The real-life tale of Aramin and Elhanan is a love story not in the romantic sense but because they’re supposed to hate each other, a fact that imbues their tragedy-forged friendship with its own sort of romance. They first met in 2005 at a peace gathering, after Aramin had done seven years in an Israeli prison for flinging a dud grenade as a 17-year-old in the first Intifada and Elhanan was channeling his grief over the 1997 murder of his daughter, Smadar, by a suicide bomber into — among other spaces — an Israeli-Palestinian parents support group. When Aramin’s daughter Abir was also killed, shot outside her school by an IDF soldier in 2007, their bond was sealed by mutual loss, Aramin joined the group, the Parents Circle Families Forum, and they became co-activists.
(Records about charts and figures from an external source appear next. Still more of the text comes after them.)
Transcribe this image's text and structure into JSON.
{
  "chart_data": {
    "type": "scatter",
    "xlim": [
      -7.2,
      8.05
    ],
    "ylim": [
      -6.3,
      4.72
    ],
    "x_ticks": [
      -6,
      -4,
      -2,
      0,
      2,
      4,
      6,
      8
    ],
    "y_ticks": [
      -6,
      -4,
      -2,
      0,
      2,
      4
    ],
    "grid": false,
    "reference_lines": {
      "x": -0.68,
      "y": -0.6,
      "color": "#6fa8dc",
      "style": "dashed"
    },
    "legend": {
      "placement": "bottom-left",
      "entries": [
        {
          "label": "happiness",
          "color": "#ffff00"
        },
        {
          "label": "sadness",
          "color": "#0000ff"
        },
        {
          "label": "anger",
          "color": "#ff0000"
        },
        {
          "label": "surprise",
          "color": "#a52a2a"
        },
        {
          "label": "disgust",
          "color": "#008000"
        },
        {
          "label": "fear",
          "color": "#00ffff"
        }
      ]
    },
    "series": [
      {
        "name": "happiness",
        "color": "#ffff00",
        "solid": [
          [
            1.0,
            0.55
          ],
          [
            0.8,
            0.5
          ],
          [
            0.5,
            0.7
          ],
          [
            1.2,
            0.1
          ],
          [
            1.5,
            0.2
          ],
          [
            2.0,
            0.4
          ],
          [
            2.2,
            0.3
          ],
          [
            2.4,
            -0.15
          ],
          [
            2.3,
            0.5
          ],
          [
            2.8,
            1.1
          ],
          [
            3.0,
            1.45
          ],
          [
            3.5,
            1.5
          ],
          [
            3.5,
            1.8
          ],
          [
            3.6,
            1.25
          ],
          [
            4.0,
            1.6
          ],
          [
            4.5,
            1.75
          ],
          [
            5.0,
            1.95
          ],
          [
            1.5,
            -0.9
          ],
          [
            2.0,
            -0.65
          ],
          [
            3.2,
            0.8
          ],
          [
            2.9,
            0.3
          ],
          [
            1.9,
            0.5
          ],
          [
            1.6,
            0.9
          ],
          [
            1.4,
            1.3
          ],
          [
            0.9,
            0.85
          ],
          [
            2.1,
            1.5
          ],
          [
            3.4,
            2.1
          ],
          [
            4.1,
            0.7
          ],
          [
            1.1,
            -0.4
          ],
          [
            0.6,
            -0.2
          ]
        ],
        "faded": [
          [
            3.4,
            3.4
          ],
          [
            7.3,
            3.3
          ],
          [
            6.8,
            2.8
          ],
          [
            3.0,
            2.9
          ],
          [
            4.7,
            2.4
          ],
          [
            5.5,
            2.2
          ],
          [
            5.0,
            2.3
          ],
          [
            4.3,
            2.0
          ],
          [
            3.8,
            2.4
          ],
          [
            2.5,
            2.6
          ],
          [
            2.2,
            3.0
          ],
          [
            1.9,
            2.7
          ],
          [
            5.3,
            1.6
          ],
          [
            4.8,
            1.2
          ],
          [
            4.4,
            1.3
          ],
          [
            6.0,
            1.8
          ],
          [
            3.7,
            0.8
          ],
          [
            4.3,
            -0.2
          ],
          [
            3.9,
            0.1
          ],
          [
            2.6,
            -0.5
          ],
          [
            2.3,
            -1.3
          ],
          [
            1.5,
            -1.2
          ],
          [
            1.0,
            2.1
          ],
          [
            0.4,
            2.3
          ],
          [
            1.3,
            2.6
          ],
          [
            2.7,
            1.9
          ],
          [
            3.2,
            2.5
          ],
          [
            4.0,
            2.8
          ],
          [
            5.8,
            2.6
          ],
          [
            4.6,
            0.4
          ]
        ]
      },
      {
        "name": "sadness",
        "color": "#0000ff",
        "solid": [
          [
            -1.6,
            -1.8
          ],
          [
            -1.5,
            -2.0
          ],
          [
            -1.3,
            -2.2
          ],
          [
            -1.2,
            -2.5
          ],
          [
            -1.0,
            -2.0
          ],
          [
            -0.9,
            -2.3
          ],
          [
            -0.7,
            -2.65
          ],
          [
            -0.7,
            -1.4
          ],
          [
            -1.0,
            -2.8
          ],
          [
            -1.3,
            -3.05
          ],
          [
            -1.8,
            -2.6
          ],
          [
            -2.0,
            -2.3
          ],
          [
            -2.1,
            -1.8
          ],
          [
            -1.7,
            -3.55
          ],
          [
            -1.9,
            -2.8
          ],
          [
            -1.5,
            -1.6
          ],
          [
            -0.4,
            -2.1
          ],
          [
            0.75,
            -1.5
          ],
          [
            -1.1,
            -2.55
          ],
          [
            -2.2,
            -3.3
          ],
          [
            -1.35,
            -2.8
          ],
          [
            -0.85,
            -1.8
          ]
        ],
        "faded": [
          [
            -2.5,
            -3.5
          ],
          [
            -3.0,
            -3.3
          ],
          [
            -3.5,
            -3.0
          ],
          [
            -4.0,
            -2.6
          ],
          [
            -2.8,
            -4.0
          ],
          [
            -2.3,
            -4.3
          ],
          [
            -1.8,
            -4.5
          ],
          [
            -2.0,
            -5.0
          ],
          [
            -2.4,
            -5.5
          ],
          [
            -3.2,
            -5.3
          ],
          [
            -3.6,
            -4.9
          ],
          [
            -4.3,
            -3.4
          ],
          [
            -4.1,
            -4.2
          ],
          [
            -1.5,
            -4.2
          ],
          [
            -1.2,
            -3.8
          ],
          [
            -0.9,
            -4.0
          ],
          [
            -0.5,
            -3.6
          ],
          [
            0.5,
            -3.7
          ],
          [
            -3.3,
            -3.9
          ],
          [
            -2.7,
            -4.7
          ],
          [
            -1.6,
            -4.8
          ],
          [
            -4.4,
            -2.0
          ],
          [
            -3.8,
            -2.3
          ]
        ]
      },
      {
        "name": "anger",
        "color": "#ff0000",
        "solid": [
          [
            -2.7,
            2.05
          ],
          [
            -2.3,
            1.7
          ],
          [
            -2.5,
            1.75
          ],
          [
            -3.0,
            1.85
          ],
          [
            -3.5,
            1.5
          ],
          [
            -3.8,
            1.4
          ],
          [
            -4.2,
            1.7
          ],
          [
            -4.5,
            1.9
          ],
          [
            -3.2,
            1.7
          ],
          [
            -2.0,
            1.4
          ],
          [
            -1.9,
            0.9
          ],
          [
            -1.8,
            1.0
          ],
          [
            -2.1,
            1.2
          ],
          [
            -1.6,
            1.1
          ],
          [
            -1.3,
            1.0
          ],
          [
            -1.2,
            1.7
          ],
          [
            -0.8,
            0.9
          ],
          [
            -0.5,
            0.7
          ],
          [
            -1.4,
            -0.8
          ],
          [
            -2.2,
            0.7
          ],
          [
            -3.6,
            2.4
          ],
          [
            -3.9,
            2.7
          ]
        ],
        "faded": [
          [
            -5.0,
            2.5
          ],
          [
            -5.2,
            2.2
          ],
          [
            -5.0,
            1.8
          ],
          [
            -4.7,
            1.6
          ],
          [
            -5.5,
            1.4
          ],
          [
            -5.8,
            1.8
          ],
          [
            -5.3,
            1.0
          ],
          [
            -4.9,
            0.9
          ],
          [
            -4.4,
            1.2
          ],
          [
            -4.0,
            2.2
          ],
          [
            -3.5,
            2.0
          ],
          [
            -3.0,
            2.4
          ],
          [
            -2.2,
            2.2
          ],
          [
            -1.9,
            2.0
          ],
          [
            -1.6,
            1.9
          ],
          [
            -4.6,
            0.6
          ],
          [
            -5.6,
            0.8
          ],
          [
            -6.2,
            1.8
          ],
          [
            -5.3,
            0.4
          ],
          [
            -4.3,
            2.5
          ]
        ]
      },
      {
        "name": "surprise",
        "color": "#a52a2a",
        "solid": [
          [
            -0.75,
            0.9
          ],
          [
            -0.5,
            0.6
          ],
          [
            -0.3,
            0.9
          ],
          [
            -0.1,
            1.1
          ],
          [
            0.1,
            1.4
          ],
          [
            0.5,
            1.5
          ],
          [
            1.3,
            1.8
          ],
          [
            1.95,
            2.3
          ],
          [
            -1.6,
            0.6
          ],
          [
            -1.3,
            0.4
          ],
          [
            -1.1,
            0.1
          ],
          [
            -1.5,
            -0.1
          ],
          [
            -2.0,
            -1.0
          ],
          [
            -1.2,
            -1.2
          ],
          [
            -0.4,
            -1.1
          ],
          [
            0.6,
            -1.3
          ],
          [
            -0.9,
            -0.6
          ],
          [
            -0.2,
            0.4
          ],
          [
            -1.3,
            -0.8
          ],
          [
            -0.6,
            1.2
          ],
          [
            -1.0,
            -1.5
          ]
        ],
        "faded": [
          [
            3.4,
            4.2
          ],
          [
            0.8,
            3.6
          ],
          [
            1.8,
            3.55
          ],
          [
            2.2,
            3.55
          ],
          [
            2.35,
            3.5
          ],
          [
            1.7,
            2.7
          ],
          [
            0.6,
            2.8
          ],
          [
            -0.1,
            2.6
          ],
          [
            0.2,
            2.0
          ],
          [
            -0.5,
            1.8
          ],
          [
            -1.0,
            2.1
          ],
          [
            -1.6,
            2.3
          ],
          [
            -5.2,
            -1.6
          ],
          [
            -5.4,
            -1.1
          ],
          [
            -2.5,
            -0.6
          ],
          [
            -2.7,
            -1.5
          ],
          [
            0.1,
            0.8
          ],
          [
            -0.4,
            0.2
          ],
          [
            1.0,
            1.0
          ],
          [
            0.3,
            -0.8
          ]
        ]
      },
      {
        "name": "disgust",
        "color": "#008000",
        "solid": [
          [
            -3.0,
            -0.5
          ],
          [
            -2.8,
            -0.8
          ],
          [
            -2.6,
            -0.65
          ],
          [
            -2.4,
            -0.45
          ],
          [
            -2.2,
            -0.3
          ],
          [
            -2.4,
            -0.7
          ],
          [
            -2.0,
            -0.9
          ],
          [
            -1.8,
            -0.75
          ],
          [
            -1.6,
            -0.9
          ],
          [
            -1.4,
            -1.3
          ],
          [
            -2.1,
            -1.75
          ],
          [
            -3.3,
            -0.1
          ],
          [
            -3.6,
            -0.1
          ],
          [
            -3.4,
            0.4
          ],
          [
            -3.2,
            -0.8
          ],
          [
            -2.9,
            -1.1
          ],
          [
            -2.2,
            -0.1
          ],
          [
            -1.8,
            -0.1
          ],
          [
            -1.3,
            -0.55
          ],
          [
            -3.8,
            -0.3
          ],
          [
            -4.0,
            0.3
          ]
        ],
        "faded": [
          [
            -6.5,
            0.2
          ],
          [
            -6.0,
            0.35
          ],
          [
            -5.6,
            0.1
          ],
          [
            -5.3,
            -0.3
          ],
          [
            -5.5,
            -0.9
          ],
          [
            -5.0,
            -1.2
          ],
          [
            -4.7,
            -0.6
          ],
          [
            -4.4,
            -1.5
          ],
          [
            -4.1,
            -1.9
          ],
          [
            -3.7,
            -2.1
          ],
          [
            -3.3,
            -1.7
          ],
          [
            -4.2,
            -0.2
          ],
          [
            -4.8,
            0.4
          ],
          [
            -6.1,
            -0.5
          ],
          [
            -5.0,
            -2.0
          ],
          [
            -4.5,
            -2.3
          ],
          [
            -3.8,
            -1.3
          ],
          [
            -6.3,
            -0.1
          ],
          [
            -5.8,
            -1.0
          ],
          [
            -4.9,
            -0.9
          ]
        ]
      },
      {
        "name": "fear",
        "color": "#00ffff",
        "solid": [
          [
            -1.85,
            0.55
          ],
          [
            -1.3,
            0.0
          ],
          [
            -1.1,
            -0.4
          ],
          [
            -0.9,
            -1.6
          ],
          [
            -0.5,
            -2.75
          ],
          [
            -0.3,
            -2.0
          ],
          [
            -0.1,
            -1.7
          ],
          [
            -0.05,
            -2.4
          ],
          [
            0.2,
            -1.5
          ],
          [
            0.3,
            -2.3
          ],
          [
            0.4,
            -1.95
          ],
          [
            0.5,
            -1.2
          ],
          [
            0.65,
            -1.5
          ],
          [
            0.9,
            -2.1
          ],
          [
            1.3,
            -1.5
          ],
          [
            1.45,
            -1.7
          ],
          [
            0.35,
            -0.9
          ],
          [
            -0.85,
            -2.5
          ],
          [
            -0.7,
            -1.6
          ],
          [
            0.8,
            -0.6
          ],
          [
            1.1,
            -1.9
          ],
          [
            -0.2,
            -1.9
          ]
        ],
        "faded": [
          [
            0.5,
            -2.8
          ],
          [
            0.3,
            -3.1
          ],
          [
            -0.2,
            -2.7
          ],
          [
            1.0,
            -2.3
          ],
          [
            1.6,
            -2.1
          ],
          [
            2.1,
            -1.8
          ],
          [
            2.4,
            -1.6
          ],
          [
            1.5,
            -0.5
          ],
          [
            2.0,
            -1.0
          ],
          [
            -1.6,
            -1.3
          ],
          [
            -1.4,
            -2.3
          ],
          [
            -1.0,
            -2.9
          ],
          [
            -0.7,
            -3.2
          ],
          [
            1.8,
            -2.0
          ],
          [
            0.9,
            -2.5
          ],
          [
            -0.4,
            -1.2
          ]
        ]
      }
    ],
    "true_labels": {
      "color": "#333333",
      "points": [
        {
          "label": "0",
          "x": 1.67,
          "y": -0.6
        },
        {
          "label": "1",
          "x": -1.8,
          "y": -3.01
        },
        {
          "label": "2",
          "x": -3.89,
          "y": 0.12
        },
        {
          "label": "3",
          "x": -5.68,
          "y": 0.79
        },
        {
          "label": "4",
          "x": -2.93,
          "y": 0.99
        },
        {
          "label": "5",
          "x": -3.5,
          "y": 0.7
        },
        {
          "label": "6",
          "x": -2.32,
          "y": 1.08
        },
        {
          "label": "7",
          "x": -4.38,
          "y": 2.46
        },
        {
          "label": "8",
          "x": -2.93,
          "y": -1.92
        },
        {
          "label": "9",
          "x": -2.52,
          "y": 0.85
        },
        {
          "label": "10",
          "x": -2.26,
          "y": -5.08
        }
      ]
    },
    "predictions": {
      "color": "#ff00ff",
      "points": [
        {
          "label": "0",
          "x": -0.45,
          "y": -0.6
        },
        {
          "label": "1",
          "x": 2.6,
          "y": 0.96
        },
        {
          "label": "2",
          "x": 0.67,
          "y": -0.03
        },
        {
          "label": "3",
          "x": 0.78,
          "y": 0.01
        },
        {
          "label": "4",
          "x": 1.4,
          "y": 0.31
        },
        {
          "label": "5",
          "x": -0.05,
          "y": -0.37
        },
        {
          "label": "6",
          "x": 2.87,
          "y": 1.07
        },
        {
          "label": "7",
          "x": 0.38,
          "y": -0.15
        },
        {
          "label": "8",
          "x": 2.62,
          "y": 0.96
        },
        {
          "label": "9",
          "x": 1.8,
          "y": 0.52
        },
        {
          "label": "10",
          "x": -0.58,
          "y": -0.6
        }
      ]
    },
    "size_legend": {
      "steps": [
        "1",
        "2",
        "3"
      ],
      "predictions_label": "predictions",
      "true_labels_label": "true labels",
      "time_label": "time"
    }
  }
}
When any insane system — of life as a mortal maze of random obstacles and arbitrary punishments; of weaponized anger and rewarded murder; of granular, tactical competition perpetuating nothing but loss — is superimposed over human beings, they will unearth sanity like divining rods. These two grieving fathers found sanity in the subversive act of connection. “We are not allowed to talk to them,” Bassam tells audiences about the physical and social barriers between Israelis and Palestinians. “We have no clue what the other is like. That’s where the madness lies.”

Apeirogon is like a series of postcards to a ludicrously complicated paramour, cataloguing by anecdote both sides’ capacity for ingenuity, beauty, irony, resilience and joy despite circumstances seemingly designed to rob them of all of the above. Why do so many Palestinian political prisoners emerge from Israeli prisons having learned Hebrew and embraced civil disobedience? It’s not the beatings. It’s the certainty revealed by years of intimate coexistence that the jailers are as damaged by the occupation as the prisoners, and that more hatred won’t help.


Bassam Aramin (left) and Rami Elhanan (right) — Eyevine

By chronicling the truth of both sides — itself an exercise in Gandhian satyagraha, the form of civil disobedience referenced in the book that uses truth as a force for good — into a mosaic, McCann builds a record to stand against all the propaganda and political posturing that have misrepresented the situation as both normal and hopeless, and the people who endure it as inevitable casualties of history.

With Apeirogon, McCann has untied the narrative knot, torn down the wall and proven that the lives transformed by this systemic lunacy share 1,001 things, among them the indomitable impulse to resist.

Lisa Van Dusen is associate editor of Policy Magazine and a columnist for The Hill Times. She was Washington bureau chief for Sun Media, international writer for Peter Jennings at ABC News, and an editor at AP in New York and UPI in Washington. She was also communications director for the McGill Middle East Program in Civil Society and Peace Building (now ICAN).